Thursday, August 18, 2011

Thursday Morning Links

This and that for your Thursday reading.

- Naomi Klein points out in the wake of London's riots that there's one kind of socially destructive looting that's been rewarded rather than punished:
They are just about lawless kids taking advantage of a situation to take what isn't theirs. And British society, Cameron tells us, abhors that kind of behaviour.

This is said in all seriousness. As if the massive bank bailouts never happened, followed by the defiant record bonuses. Followed by the emergency G8 and G20 meetings, when the leaders decided, collectively, not to do anything to punish the bankers for any of this, nor to do anything serious to prevent a similar crisis from happening again. Instead they would all go home to their respective countries and force sacrifices on the most vulnerable. They would do this by firing public sector workers, scapegoating teachers, closing libraries, upping tuition fees, rolling back union contracts, creating rush privatisations of public assets and decreasing pensions – mix the cocktail for where you live. And who is on television lecturing about the need to give up these "entitlements"? The bankers and hedge-fund managers, of course.

This is the global saqueo, a time of great taking. Fuelled by a pathological sense of entitlement, this looting has all been done with the lights on, as if there was nothing at all to hide.
...
Of course London's riots weren't a political protest. But the people committing night-time robbery sure as hell know that their elites have been committing daytime robbery. Saqueos are contagious. The Tories are right when they say the rioting is not about the cuts.

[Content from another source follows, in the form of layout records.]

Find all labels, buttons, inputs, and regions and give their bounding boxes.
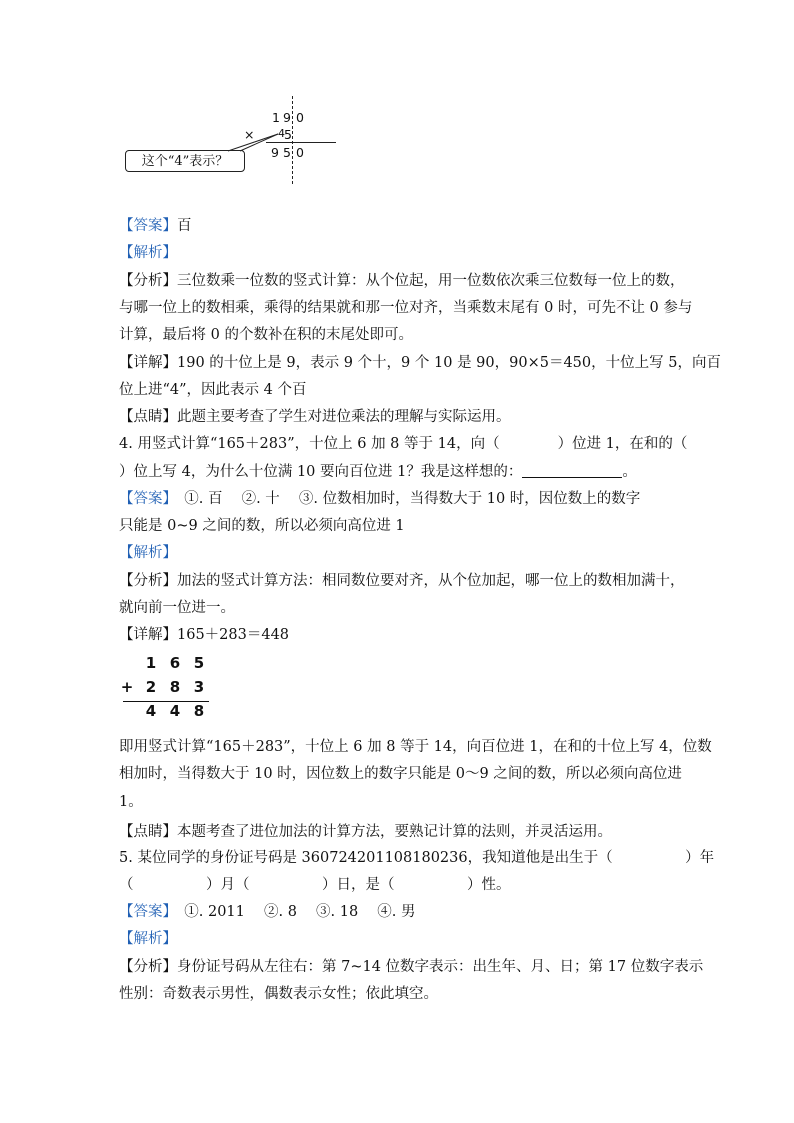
q5-analysis-tag: 【解析】 [119,931,177,947]
multiplication-figure [118,92,358,187]
q5-question-line-2: （ ）月（ ）日，是（ ）性。 [119,877,511,893]
top-digit: 9 [283,110,291,125]
q4-analysis-tag: 【解析】 [119,545,177,561]
fenxi-tag: 【分析】 [119,573,177,589]
addend-digit: 2 [145,678,157,696]
times-sign: × [244,127,255,142]
xiangjie-text: 165＋283＝448 [177,627,290,643]
fenxi-tag: 【分析】 [119,959,177,975]
q4-answer-line-1 [119,489,679,509]
sum-digit: 4 [145,702,157,720]
answer-tag: 【答案】 [119,218,177,234]
addend-digit: 6 [169,654,181,672]
q3-answer-line [119,216,679,236]
plus-sign: + [120,678,134,696]
result-digit: 5 [283,145,291,160]
q4-question-line-2 [119,462,679,482]
q3-fenxi-line-2: 与哪一位上的数相乘，乘得的结果就和那一位对齐，当乘数末尾有 0 时，可先不让 0 参与 [119,300,693,316]
answer-text: 百 [177,218,192,234]
sum-digit: 4 [169,702,181,720]
fenxi-text: 三位数乘一位数的竖式计算：从个位起，用一位数依次乘三位数每一位上的数， [177,273,685,289]
q4-answer-line-2: 只能是 0~9 之间的数，所以必须向高位进 1 [119,518,405,534]
q4-fenxi-line-1 [119,571,685,591]
carry-digit: 4 [278,127,285,140]
q4-question-end: 。 [622,464,637,480]
dianjing-text: 本题考查了进位加法的计算方法，要熟记计算的法则，并灵活运用。 [177,824,612,840]
q5-question-line-1: 5. 某位同学的身份证号码是 360724201108180236，我知道他是出生于（ ）年 [119,850,715,866]
q4-xiangjie-line [119,625,679,645]
dianjing-text: 此题主要考查了学生对进位乘法的理解与实际运用。 [177,409,511,425]
sum-digit: 8 [193,702,205,720]
addend-digit: 8 [169,678,181,696]
result-digit: 9 [271,145,279,160]
callout-box: 这个“4”表示？ [125,150,245,172]
q4-question-line-1: 4. 用竖式计算“165＋283”，十位上 6 加 8 等于 14，向（ ）位进 1，在和的（ [119,436,688,452]
q4-question-text: ）位上写 4，为什么十位满 10 要向百位进 1？我是这样想的： [119,464,523,480]
addend-digit: 5 [193,654,205,672]
answer-text: ①. 2011 ②. 8 ③. 18 ④. 男 [169,904,416,920]
q3-xiangjie-line-1 [119,353,721,373]
q3-analysis-tag: 【解析】 [119,245,177,261]
q5-fenxi-line-2: 性别：奇数表示男性，偶数表示女性；依此填空。 [119,986,438,1002]
q3-fenxi-line-1 [119,271,685,291]
q5-fenxi-line-1 [119,957,704,977]
answer-tag: 【答案】 [119,904,170,920]
addend-digit: 3 [193,678,205,696]
multiplier-digit: 5 [284,127,292,142]
dianjing-tag: 【点睛】 [119,409,177,425]
fenxi-text: 身份证号码从左往右：第 7~14 位数字表示：出生年、月、日；第 17 位数字表示 [177,959,704,975]
xiangjie-text: 190 的十位上是 9，表示 9 个十，9 个 10 是 90，90×5＝450，十位上写 5，向百 [177,355,721,371]
q3-dianjing-line [119,407,679,427]
xiangjie-tag: 【详解】 [119,627,177,643]
answer-blank [522,463,622,478]
addend-digit: 1 [145,654,157,672]
q5-answer-line [119,902,679,922]
q4-explain-line-1: 即用竖式计算“165＋283”，十位上 6 加 8 等于 14，向百位进 1，在和的十位上写 4，位数 [119,739,712,755]
fenxi-text: 加法的竖式计算方法：相同数位要对齐，从个位加起，哪一位上的数相加满十， [177,573,685,589]
answer-tag: 【答案】 [119,491,170,507]
q4-explain-line-3: 1。 [119,794,143,810]
q4-fenxi-line-2: 就向前一位进一。 [119,600,235,616]
result-digit: 0 [296,145,304,160]
q4-dianjing-line [119,822,679,842]
dianjing-tag: 【点睛】 [119,824,177,840]
q4-explain-line-2: 相加时，当得数大于 10 时，因位数上的数字只能是 0～9 之间的数，所以必须向高位进 [119,766,682,782]
top-digit: 0 [296,110,304,125]
fenxi-tag: 【分析】 [119,273,177,289]
top-digit: 1 [272,110,280,125]
answer-text: ①. 百 ②. 十 ③. 位数相加时，当得数大于 10 时，因位数上的数字 [169,491,641,507]
q3-xiangjie-line-2: 位上进“4”，因此表示 4 个百 [119,382,307,398]
vertical-addition [119,654,229,724]
xiangjie-tag: 【详解】 [119,355,177,371]
q3-fenxi-line-3: 计算，最后将 0 的个数补在积的末尾处即可。 [119,327,413,343]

But it has a great deal to do with what those cuts represent: being cut off. Locked away in a ballooning underclass with the few escape routes previously offered – a union job, a good affordable education – being rapidly sealed off. The cuts are a message. They are saying to whole sectors of society: you are stuck where you are, much like the migrants and refugees we turn away at our increasingly fortressed borders.
- And Brian Topp highlights the continued hold-ups that right-wing governments are looking to force on younger workers:
Again and again, in almost every conceivable regional accent across North America (Louisiana, Quebec, New Jersey, B.C., Chicago, etc.) speakers noted that employers were bargaining, mercilessly and relentlessly, to strip pay, health coverage (a big issue in the United States) and pensions from new – read “young” – workers. It’s creating two-tier workplaces, and gross inequities aimed squarely at young workers entering the workplace.

This was frank talk about another aspect of the great inter-generational theft being implemented in the United States and across the industrial world in recent years. Mounting public debt to pay for tax cuts for rich people being the central element.

Delegates urged young workers to step up to the defence of their rights. “Stand up, fight back.” A daunting challenge, in this environment. But as Mr. Gerard said at the convention in a familiar quote: “If not us, who? If not now, when?”
- Lawrence Martin notes that Tony Clement's G8 patronage looks like an even more glaring example of the type of political pork-barrelling that the Cons once claimed to abhor.

- Finally, Abacus is the latest pollster to show the NDP holding its own (and indeed gaining slightly) since May's election.